Un viejo cabo de cañón, de larga barba canosa y espaldas cuadradas se adelantó, marchando con ese peculiarísimo balanceo de los viejos lobos de mar.
-El capitán que nos ha vendido este barco me ha dicho que eres un artillero famoso -dijo Sandokán, mientras el nostramo se quitaba de la boca un pedazo de cigarro que estaba masticando, después de lo cual saludó gravemente.
-Los ojos todavía los tengo buenos, comandante -contestó el viejo.
-¿Serías capaz de enviar una bala a aquel curioso que trata de aproximarse a nosotros? Si le alcanzas y le echas a pique, tendrás cien dólares de premio.
-No necesito más, comandante, sino que mande usted detenerse al Rey del Mar durante unos cinco minutos.

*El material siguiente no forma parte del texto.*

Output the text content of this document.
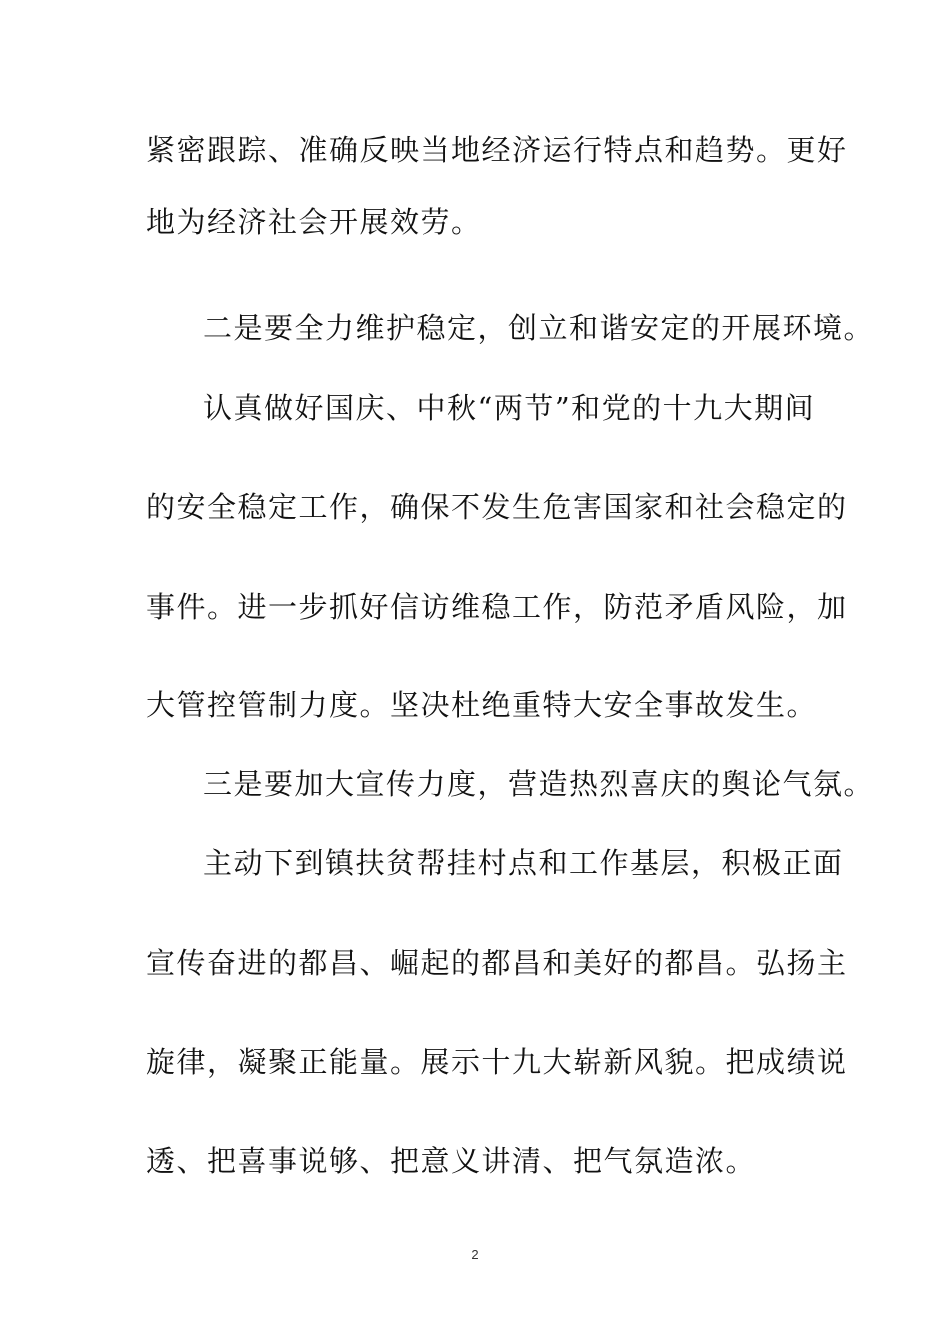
紧密跟踪、准确反映当地经济运行特点和趋势。更好
地为经济社会开展效劳。
二是要全力维护稳定，创立和谐安定的开展环境。
认真做好国庆、中秋“两节”和党的十九大期间
的安全稳定工作，确保不发生危害国家和社会稳定的
事件。进一步抓好信访维稳工作，防范矛盾风险，加
大管控管制力度。坚决杜绝重特大安全事故发生。
三是要加大宣传力度，营造热烈喜庆的舆论气氛。
主动下到镇扶贫帮挂村点和工作基层，积极正面
宣传奋进的都昌、崛起的都昌和美好的都昌。弘扬主
旋律，凝聚正能量。展示十九大崭新风貌。把成绩说
透、把喜事说够、把意义讲清、把气氛造浓。
2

-Te pido un tiro de maestro.
-¡Probaremos, comandante!
El punto negro, que se había convertido ya en una raya muy visible, entraba entonces en la segunda zona fosforescente.
-¿Lo ves? -le preguntó Sandokán.
-Debe de ser una de esas máquinas que han inventado mis compatriotas y que llevan un torpedo fijo en el asta -dijo el viejo -. Si se acercan son peligrosos.